JAKARTA – Kalangan akademisi menilai isu ketegangan antara Tiongkok dan Taiwan merupakan isu relevan yang erat kaitannya dengan kepentingan nasional Indonesia dan negara-negara Perhimpunan Bangsa-Bangsa Asia Tenggara (ASEAN).
Oleh karena itu, kami mendesak Indonesia dan negara-negara ASEAN lainnya untuk mengambil langkah-langkah penting dalam menghadapi eskalasi situasi di Selat Taiwan akibat meningkatnya agresi Tiongkok, termasuk meningkatnya aktivitas militernya di kawasan ini dalam beberapa tahun terakhir.
Demikian kesimpulan dari diskusi akademis dengan topik “Ketegangan Selat Taiwan: Reaksi dan Implikasi Asia Tenggara bagi Indonesia” di Kampus Pascasarjana Universitas Paramadina yang terselenggara berkat kerjasama antara Lembaga Kebijakan Publik Paramadina (PPPI) dan Sinologi Indonesia. Forum FSI, Jakarta, Senin 5 Agustus 2024.
Hadir sebagai pembicara dalam diskusi tersebut adalah akademisi Indonesia yang berbasis di Australia dan Taiwan, Ratih Kapinawa, Ph.D., Associate Professor Hubungan Internasional Universitas Indonesia (UI), Proto Wardoyo, Ph.D., Associate Professor Hubungan Internasional di Universitas Paramadina. , Muhammad Iksan, S.E., M.M. Diskusi dimoderatori oleh Ristian Atriandi Sopriyanto, MA dan associate professor hubungan internasional IU yang juga asisten peneliti di FSI.
Dalam pemaparannya, Rate Kapinawa mencontohkan kasus penyitaan kapal nelayan Taiwan oleh Penjaga Pantai Tiongkok sebagai contoh nyata bahwa ketegangan antara Tiongkok dan Taiwan merupakan hal yang patut diwaspadai oleh Indonesia dan negara ASEAN lainnya.
“Tiga awak kapal nelayan tersebut adalah warga negara Indonesia. Hal ini mengharuskan Indonesia berkomunikasi dengan China dan Taiwan untuk menjamin keselamatan mereka,” tambahnya.
Selain itu, Rate juga mengungkapkan bahwa ketegangan antara China dan Taiwan di Selat Taiwan akan berdampak sangat serius bagi negara-negara ASEAN. Di satu sisi, pengetatan situasi di Selat Taiwan akan membuka pintu persaingan kekuatan besar, yang tentu saja akan berdampak pada kawasan Asia Tenggara.

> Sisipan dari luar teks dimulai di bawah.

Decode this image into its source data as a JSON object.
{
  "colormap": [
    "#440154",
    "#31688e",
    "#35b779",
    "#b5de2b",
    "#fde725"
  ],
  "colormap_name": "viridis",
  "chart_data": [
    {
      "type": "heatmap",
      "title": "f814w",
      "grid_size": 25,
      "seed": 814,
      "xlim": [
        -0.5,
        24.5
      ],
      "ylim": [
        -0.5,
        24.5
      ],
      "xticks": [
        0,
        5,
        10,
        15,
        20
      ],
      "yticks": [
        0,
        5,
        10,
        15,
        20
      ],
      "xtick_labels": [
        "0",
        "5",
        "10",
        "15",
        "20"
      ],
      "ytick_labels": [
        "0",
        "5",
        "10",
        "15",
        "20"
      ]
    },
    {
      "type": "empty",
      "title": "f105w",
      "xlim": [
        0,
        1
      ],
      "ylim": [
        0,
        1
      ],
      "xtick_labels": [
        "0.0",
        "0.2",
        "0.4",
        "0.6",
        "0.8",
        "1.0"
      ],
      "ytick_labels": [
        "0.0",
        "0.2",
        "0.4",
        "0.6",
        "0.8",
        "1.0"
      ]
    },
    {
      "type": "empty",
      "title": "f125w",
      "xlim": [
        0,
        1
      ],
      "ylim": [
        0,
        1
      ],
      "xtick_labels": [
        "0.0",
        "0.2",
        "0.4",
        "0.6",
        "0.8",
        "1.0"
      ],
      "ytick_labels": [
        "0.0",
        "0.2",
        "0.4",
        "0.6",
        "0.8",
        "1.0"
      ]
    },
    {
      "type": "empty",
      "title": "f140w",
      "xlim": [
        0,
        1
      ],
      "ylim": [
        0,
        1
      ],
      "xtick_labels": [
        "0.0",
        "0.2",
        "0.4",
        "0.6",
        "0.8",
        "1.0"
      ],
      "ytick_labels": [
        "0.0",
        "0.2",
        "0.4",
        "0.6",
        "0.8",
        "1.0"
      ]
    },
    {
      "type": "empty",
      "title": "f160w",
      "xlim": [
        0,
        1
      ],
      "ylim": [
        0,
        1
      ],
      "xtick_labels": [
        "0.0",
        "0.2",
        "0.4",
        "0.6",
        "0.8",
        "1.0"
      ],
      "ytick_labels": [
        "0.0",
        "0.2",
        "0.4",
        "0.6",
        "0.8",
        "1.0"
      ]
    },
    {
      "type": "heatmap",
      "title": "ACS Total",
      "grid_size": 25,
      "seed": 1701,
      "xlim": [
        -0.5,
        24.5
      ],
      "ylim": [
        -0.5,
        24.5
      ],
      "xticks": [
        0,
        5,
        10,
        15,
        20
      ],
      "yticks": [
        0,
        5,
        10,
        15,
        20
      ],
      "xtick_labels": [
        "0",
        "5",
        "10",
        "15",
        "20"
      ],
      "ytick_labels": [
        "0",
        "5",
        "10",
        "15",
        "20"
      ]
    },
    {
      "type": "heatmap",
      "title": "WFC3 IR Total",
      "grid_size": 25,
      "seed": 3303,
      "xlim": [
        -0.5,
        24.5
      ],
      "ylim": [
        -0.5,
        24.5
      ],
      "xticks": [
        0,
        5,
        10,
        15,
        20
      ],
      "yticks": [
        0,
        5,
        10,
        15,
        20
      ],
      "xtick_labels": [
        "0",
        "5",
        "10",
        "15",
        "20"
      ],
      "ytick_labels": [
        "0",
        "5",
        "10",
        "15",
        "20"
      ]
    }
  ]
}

Sebaliknya, jika konflik terjadi di kawasan di atas, besar kemungkinan akan ada kubu di ASEAN. Kamboja, Laos, dan Myanmar kemungkinan besar akan mendukung Tiongkok, sedangkan Vietnam dan Filipina kemungkinan besar akan menentang Tiongkok, sementara Indonesia, Singapura, Malaysia, dan Thailand masih menjadi tanda tanya.
Sementara itu, di sisi ekonomi, Ratte menekankan pentingnya pemerintah ASEAN memikirkan apa yang harus dilakukan terhadap 700.000 warga negara ASEAN yang saat ini bekerja atau belajar di Taiwan. Sekadar informasi, 300.000 imigran di Taiwan berasal dari Indonesia.
Untuk itu, Rate menilai sangat penting bagi negara-negara ASEAN untuk mengambil langkah lebih lanjut guna menjamin stabilitas di Selat Taiwan. Menurut Rate, penting untuk memperkuat dialog jalur dua, yang tidak hanya mencakup pegawai negeri sipil, tetapi juga akademisi dan komunitas pengetahuan.